Anthony Hatcher publishes essay on student encounters with the 'other' in Religion and Media class

Communications associate professor Anthony Hatcher's work was published in the Raleigh News & Observer and based on experiences of students in his course.

Anthony Hatcher

Anthony Hatcher, an associate professor in the School of Communications, wrote an essay for the Raleigh News & Observer about Millennials’ attitudes toward religion based on an assignment from his Religion and Media course.

The assignment required students to attend houses of worship outside their personal faith and to interact with people they feared, avoided or just never thought much about. The entire class expressed enthusiasm for the opportunity to get out of their religious comfort zones. Once they met the “other” face-to-face, fear and prejudice vanished.

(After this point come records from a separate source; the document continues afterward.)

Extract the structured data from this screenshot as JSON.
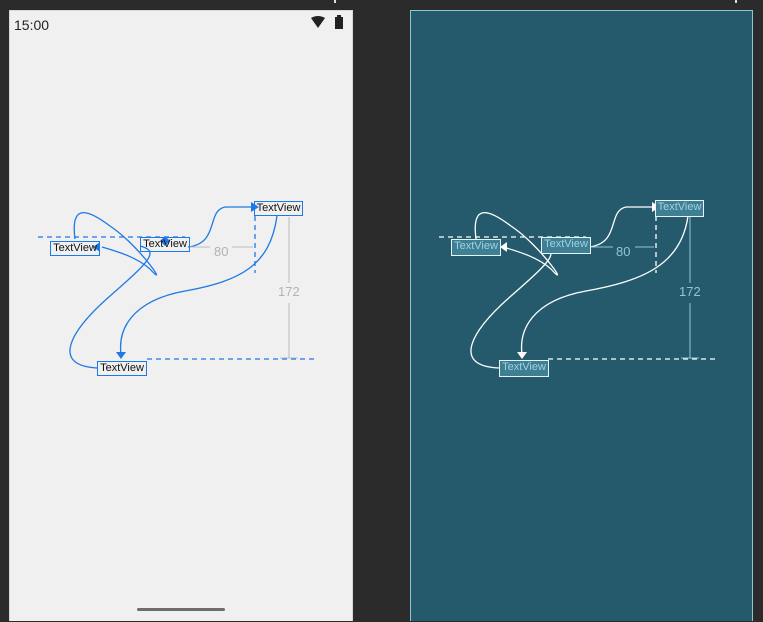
{
  "status_bar": {
    "time": "15:00"
  },
  "views": {
    "tv1": "TextView",
    "tv2": "TextView",
    "tv3": "TextView",
    "tv4": "TextView"
  },
  "dimensions": {
    "horizontal_margin": "80",
    "vertical_margin": "172"
  },
  "colors": {
    "design_background": "#f0f0f0",
    "blueprint_background": "#245a6c",
    "constraint_accent": "#1e78e6",
    "blueprint_line": "#ffffff"
  },
  "icons": [
    "wifi-icon",
    "battery-icon"
  ]
}
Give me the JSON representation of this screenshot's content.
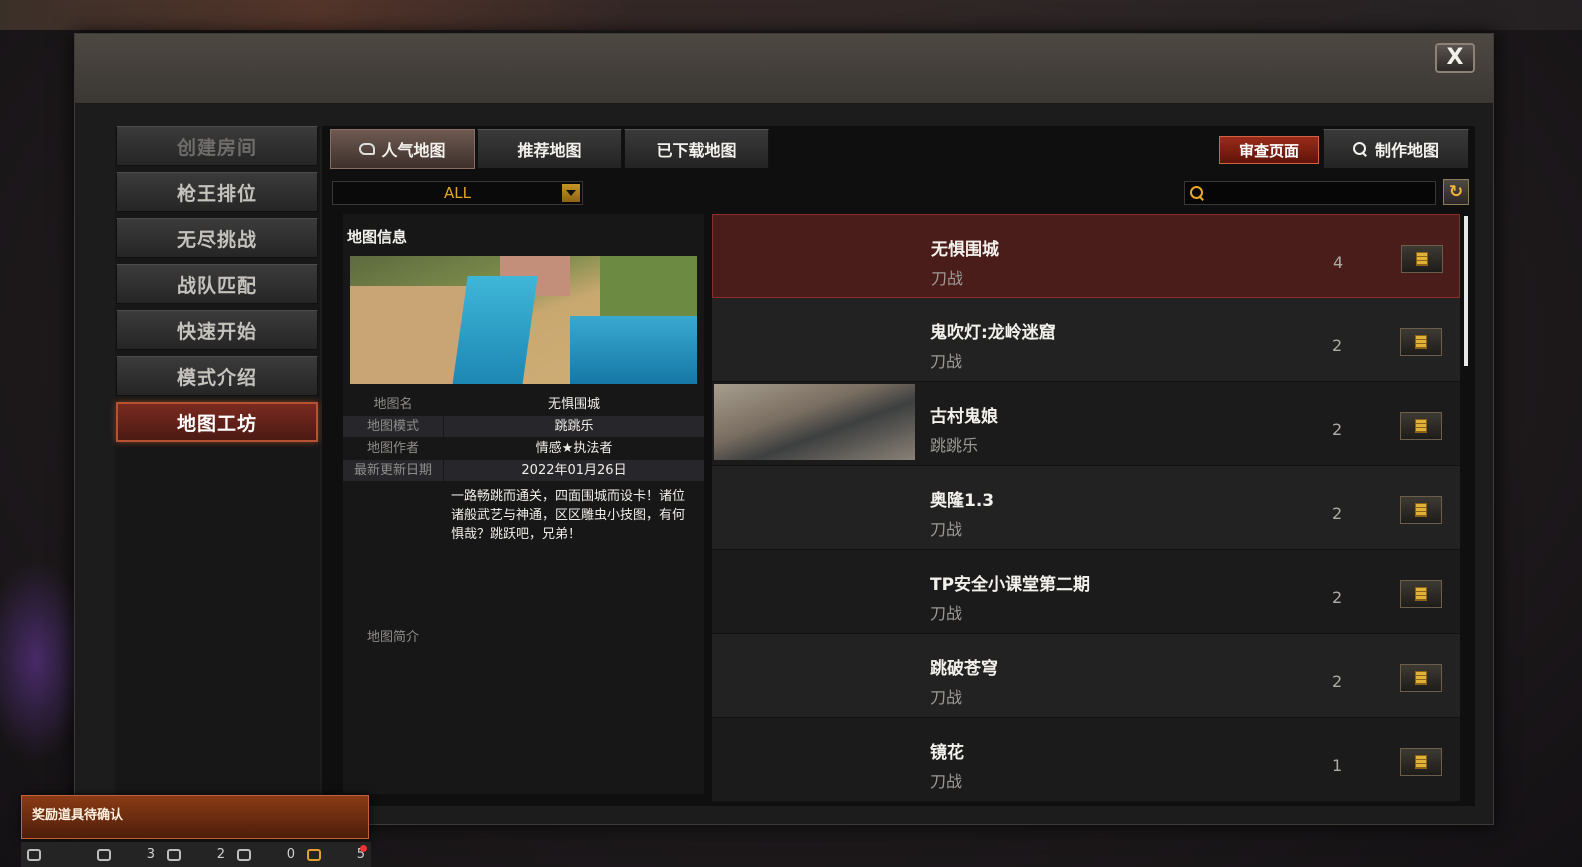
{
  "window": {
    "close_label": "X"
  },
  "nav": {
    "items": [
      {
        "label": "创建房间",
        "state": "disabled"
      },
      {
        "label": "枪王排位",
        "state": "normal"
      },
      {
        "label": "无尽挑战",
        "state": "normal"
      },
      {
        "label": "战队匹配",
        "state": "normal"
      },
      {
        "label": "快速开始",
        "state": "normal"
      },
      {
        "label": "模式介绍",
        "state": "normal"
      },
      {
        "label": "地图工坊",
        "state": "active"
      }
    ]
  },
  "tabs": [
    {
      "label": "人气地图",
      "active": true
    },
    {
      "label": "推荐地图",
      "active": false
    },
    {
      "label": "已下载地图",
      "active": false
    }
  ],
  "toolbar": {
    "review_label": "审查页面",
    "make_label": "制作地图",
    "filter_value": "ALL",
    "search_placeholder": ""
  },
  "info": {
    "title": "地图信息",
    "rows": [
      {
        "label": "地图名",
        "value": "无惧围城"
      },
      {
        "label": "地图模式",
        "value": "跳跳乐"
      },
      {
        "label": "地图作者",
        "value": "情感★执法者"
      },
      {
        "label": "最新更新日期",
        "value": "2022年01月26日"
      }
    ],
    "desc_label": "地图简介",
    "desc_text": "一路畅跳而通关，四面围城而设卡！诸位诸般武艺与神通，区区雕虫小技图，有何惧哉？跳跃吧，兄弟！"
  },
  "maps": [
    {
      "name": "无惧围城",
      "mode": "刀战",
      "count": "4",
      "selected": true,
      "thumb": "none"
    },
    {
      "name": "鬼吹灯:龙岭迷窟",
      "mode": "刀战",
      "count": "2",
      "selected": false,
      "thumb": "none"
    },
    {
      "name": "古村鬼娘",
      "mode": "跳跳乐",
      "count": "2",
      "selected": false,
      "thumb": "village"
    },
    {
      "name": "奥隆1.3",
      "mode": "刀战",
      "count": "2",
      "selected": false,
      "thumb": "none"
    },
    {
      "name": "TP安全小课堂第二期",
      "mode": "刀战",
      "count": "2",
      "selected": false,
      "thumb": "none"
    },
    {
      "name": "跳破苍穹",
      "mode": "刀战",
      "count": "2",
      "selected": false,
      "thumb": "none"
    },
    {
      "name": "镜花",
      "mode": "刀战",
      "count": "1",
      "selected": false,
      "thumb": "none"
    }
  ],
  "toast": {
    "text": "奖励道具待确认"
  },
  "statusbar": {
    "items": [
      {
        "icon": "list-icon",
        "value": ""
      },
      {
        "icon": "friends-icon",
        "value": "3"
      },
      {
        "icon": "shield-icon",
        "value": "2"
      },
      {
        "icon": "chat-icon",
        "value": "0"
      },
      {
        "icon": "gift-icon",
        "value": "5"
      }
    ]
  }
}
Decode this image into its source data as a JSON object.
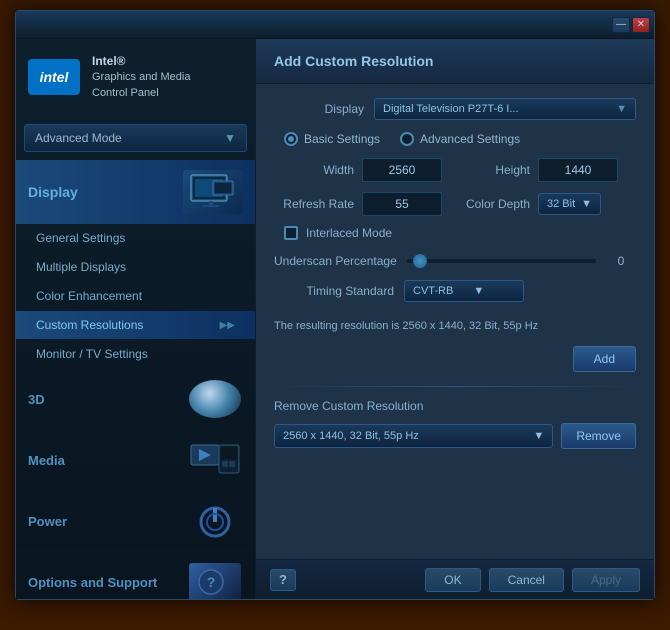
{
  "window": {
    "title": "Intel® Graphics and Media Control Panel",
    "minimize_label": "—",
    "close_label": "✕"
  },
  "sidebar": {
    "intel_logo": "intel",
    "product_name_line1": "Intel®",
    "product_name_line2": "Graphics and Media",
    "product_name_line3": "Control Panel",
    "mode_label": "Advanced Mode",
    "display_nav_label": "Display",
    "nav_items": [
      {
        "label": "General Settings",
        "active": false
      },
      {
        "label": "Multiple Displays",
        "active": false
      },
      {
        "label": "Color Enhancement",
        "active": false
      },
      {
        "label": "Custom Resolutions",
        "active": true
      },
      {
        "label": "Monitor / TV Settings",
        "active": false
      }
    ],
    "main_nav": [
      {
        "label": "3D"
      },
      {
        "label": "Media"
      },
      {
        "label": "Power"
      },
      {
        "label": "Options and Support"
      }
    ]
  },
  "panel": {
    "header": "Add Custom Resolution",
    "display_label": "Display",
    "display_value": "Digital Television P27T-6 I...",
    "basic_settings_label": "Basic Settings",
    "advanced_settings_label": "Advanced Settings",
    "width_label": "Width",
    "width_value": "2560",
    "height_label": "Height",
    "height_value": "1440",
    "refresh_rate_label": "Refresh Rate",
    "refresh_rate_value": "55",
    "color_depth_label": "Color Depth",
    "color_depth_value": "32 Bit",
    "interlaced_label": "Interlaced Mode",
    "underscan_label": "Underscan Percentage",
    "underscan_value": "0",
    "timing_label": "Timing Standard",
    "timing_value": "CVT-RB",
    "result_text": "The resulting resolution is 2560 x 1440, 32 Bit, 55p Hz",
    "add_button_label": "Add",
    "remove_section_label": "Remove Custom Resolution",
    "remove_select_value": "2560 x 1440, 32 Bit, 55p Hz",
    "remove_button_label": "Remove"
  },
  "bottom": {
    "help_label": "?",
    "ok_label": "OK",
    "cancel_label": "Cancel",
    "apply_label": "Apply"
  }
}
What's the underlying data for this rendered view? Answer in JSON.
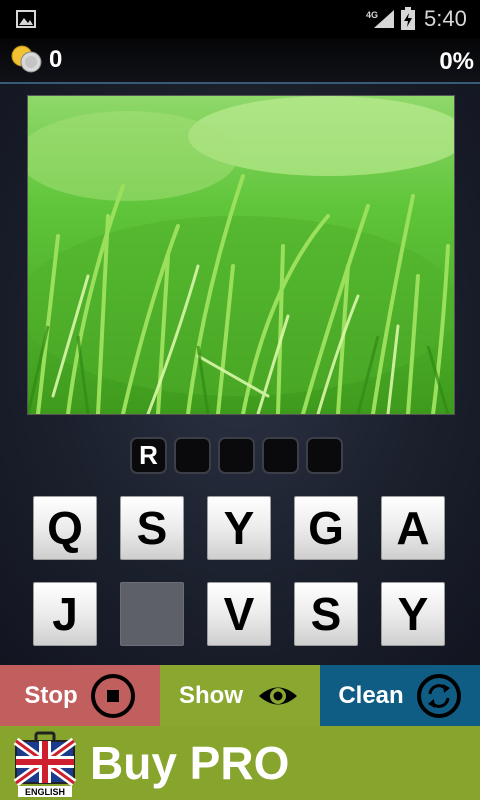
{
  "status": {
    "network": "4G",
    "time": "5:40"
  },
  "score": {
    "coins": "0",
    "progress": "0%"
  },
  "answer": {
    "slots": [
      "R",
      "",
      "",
      "",
      ""
    ]
  },
  "keyboard": {
    "row1": [
      "Q",
      "S",
      "Y",
      "G",
      "A"
    ],
    "row2": [
      "J",
      "",
      "V",
      "S",
      "Y"
    ]
  },
  "actions": {
    "stop": "Stop",
    "show": "Show",
    "clean": "Clean"
  },
  "promo": {
    "label": "Buy PRO",
    "language": "ENGLISH"
  },
  "colors": {
    "stop": "#c15e5e",
    "show": "#8aa730",
    "clean": "#0f5c84",
    "promo": "#87a42d"
  }
}
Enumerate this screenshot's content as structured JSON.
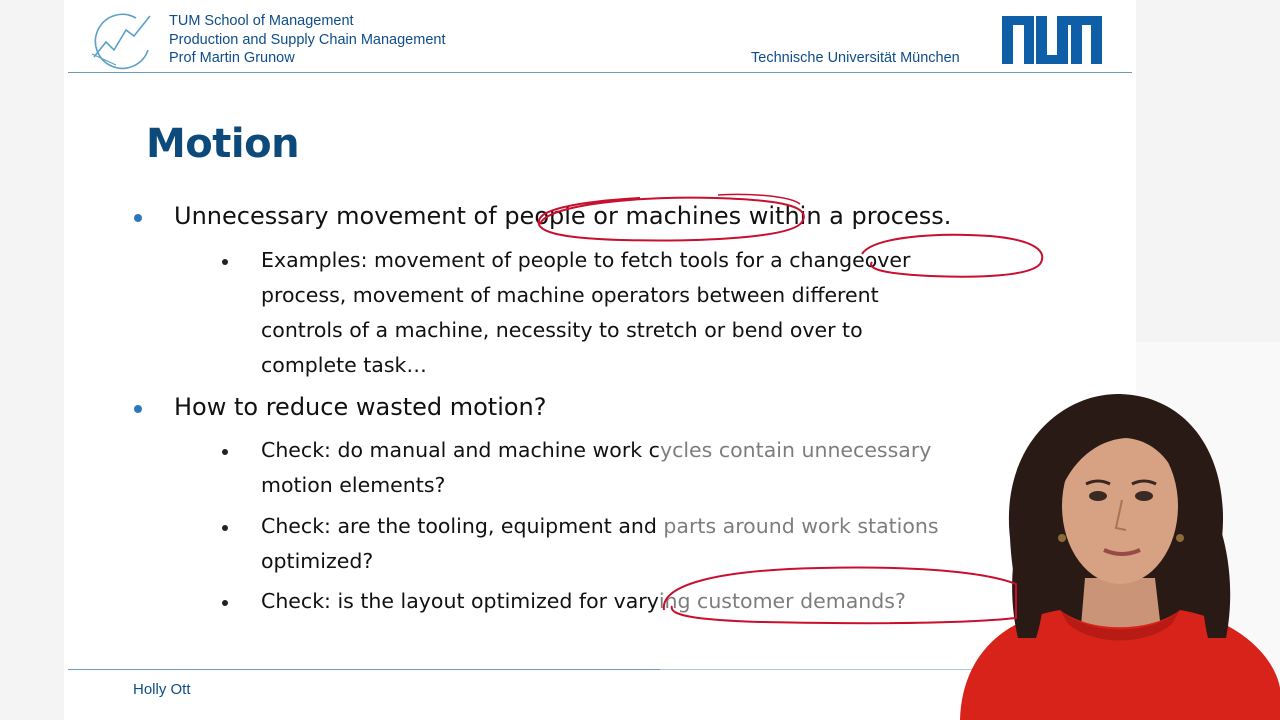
{
  "header": {
    "school": "TUM School of Management",
    "chair": "Production and Supply Chain Management",
    "professor": "Prof Martin Grunow",
    "university": "Technische Universität München"
  },
  "slide": {
    "title": "Motion",
    "bullets": [
      {
        "text": "Unnecessary movement of people or machines within a process.",
        "sub": [
          {
            "lines": [
              "Examples: movement of people to fetch tools for a changeover",
              "process, movement of machine operators between different",
              "controls of a machine, necessity to stretch or bend over to",
              "complete task…"
            ]
          }
        ]
      },
      {
        "text": "How to reduce wasted motion?",
        "sub": [
          {
            "lines": [
              "Check: do manual and machine work cycles contain unnecessary",
              "motion elements?"
            ]
          },
          {
            "lines": [
              "Check: are the tooling, equipment and parts around work stations",
              "optimized?"
            ]
          },
          {
            "lines": [
              "Check: is the layout optimized for varying customer demands?"
            ]
          }
        ]
      }
    ]
  },
  "footer": {
    "presenter": "Holly Ott"
  },
  "colors": {
    "tum_blue": "#0f4d8a",
    "title_blue": "#0b4a7a",
    "bullet_blue": "#2d78b8",
    "annotation_red": "#c8102e"
  },
  "icons": [
    "institution-logo-icon",
    "tum-logo-icon",
    "presenter-video"
  ]
}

Students reported on their experiences and interviewed church leaders and congregation members, researched the tradition or denomination and reported on media use during services.

“Today’s college students were toddlers or just starting school when the attacks of Sept. 11, 2001 occurred,” Hatcher writes. “They have come of age in a time of ISIS, religious assaults on abortion providers, moral protests concerning gay marriage and stories of Catholic priests and pedophilia.”

Millennials tend to pray less and fewer of them attend religious services. Encountering religious people on unfamiliar turf, though, allowed students to see that though others have different beliefs, in many ways, they’re “just like us.”